The Exserohilum fungus is the source of the current fungal meningitis outbreak in the U.S. The common mold is found in soil and on plants. The Exserohilum fungus is the source of the current fungal meningitis outbreak in the U.S. The common mold is found in soil and on plants. (CDC/Associated Press)

U.S. health officials have raised the death toll from a fungal meningitis outbreak to 15 with almost 200 people infected.

A second person has died in Indiana after receiving a tainted steroid injection for back pain, state and federal health officials said Saturday.

The Centers for Disease Control and Prevention (CDC) reported the second death on its website and said three additional cases of the rare disease had been reported in Indiana, raising the state's total to 27. The outbreak has affected 13 states.

Indiana's cases involve patients at six health facilities that received a steroid recalled by a Massachusetts specialty pharmacy. Those clinics are in Elkhart, Evansville, Fort Wayne, South Bend, Terre Haute and Columbus.

Officials at the clinics in Elkhart and Terre Haute told The Associated Press that the second death was not linked to their facilities.

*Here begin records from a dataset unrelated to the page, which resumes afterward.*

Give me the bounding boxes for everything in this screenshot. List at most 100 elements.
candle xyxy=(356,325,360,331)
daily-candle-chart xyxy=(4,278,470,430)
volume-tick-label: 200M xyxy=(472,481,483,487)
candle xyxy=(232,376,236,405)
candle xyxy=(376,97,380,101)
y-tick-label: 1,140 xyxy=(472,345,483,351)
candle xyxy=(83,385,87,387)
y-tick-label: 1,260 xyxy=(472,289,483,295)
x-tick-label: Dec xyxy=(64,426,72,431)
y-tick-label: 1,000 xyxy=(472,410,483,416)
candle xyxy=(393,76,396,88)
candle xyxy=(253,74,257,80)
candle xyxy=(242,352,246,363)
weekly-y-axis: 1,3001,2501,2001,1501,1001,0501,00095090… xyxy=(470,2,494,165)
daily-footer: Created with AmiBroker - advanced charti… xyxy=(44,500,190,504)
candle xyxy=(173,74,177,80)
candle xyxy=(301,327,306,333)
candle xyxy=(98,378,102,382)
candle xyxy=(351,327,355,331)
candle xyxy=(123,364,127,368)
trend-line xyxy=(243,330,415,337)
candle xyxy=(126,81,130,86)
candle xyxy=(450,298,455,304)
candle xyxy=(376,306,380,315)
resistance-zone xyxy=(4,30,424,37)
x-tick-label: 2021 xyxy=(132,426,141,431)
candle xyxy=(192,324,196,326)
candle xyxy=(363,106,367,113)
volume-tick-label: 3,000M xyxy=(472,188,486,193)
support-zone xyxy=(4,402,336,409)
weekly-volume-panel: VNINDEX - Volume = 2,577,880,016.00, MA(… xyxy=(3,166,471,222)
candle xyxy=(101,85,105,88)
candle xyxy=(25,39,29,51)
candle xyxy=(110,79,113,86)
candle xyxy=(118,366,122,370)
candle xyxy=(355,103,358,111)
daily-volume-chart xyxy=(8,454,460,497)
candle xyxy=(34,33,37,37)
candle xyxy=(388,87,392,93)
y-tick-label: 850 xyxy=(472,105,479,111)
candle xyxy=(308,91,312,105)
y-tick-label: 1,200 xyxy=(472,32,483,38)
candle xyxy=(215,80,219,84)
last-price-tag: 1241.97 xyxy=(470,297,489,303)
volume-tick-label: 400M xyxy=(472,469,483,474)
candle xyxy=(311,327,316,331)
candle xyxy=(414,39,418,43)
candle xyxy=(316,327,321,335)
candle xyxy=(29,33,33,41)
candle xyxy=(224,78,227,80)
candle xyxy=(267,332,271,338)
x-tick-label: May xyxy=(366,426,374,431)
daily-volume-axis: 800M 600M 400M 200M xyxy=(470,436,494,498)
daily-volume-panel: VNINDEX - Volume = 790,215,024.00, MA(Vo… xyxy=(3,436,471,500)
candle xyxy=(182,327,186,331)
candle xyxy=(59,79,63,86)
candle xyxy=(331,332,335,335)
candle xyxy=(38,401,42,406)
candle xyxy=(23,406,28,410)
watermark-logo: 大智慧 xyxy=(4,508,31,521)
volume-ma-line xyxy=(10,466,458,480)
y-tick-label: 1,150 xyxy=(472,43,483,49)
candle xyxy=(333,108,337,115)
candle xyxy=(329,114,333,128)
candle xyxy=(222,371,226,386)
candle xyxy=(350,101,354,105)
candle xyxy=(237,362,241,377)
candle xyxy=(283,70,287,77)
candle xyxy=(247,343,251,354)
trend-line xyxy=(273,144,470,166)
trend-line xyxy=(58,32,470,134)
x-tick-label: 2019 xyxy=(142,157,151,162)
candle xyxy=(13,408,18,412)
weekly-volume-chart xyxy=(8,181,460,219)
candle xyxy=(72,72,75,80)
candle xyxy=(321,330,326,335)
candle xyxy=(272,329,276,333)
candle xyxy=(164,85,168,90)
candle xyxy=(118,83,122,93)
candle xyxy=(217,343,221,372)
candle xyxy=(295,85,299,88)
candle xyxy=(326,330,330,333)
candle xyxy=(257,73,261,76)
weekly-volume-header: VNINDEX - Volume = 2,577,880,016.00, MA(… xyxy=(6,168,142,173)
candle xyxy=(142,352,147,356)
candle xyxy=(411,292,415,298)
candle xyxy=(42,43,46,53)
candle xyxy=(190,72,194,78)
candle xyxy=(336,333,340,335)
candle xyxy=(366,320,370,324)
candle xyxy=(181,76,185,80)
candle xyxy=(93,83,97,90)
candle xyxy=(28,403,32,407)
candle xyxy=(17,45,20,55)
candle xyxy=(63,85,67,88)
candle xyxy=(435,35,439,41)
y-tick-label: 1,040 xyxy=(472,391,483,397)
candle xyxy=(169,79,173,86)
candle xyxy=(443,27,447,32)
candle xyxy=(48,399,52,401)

A spokeswoman for the clinic in Fort Wayne said earlier this week she did not believe any of the reported meningitis cases were contracted at her clinic because the current outbreak was spread through spinal injections, which her facility does not administer.

A spokeswoman at the Evansville clinic said she didn't know if the new death was one of its patients, and the clinics in South Bend and Columbus did not respond to phone calls Saturday.

Lisa Ann Durbin of Decatur, Mich., said Saturday her family was still awaiting results from her grandmother's autopsy. Pauline Burema, 89, of Cassopolis, Mich., died Wednesday at a daughter's home in Bristol, Ind.

Doctors told the family they think Burema contracted fungal meningitis from shots she received Aug. 22 and Sept. 8 at OSMC Outpatient Surgery Center in Elkhart.

As of mid-week, health authorities said they had tracked down 12,000 of the roughly 14,000 people who may have received contaminated steroid shots in a growing meningitis outbreak.

They warned that patients will need to keep watch for symptoms of the deadly infection for months.

Meningitis is an inflammation of the lining of the brain and spinal cord. Symptoms include severe headache, nausea, dizziness and fever. Fungal meningitis is not contagious like the more common forms.

Fungus has been found in at least 50 vials of an injectable steroid medication made at a specialty compounding pharmacy in Massachusetts, investigators said. Health authorities haven't yet said how they think the medication was contaminated, but they have ruled out other suspects — other products used in administering the shots — and the focus continues to be on that pharmacy, the New England Compounding Center.

Last month, after illnesses began coming to light, the company recalled three lots of the steroid medicine — known as preservative-free methylprednisolone acetate— that were made in May, June and August. The recall involved about 17,700 single-dose vials of the steroid sent to clinics in 23 states.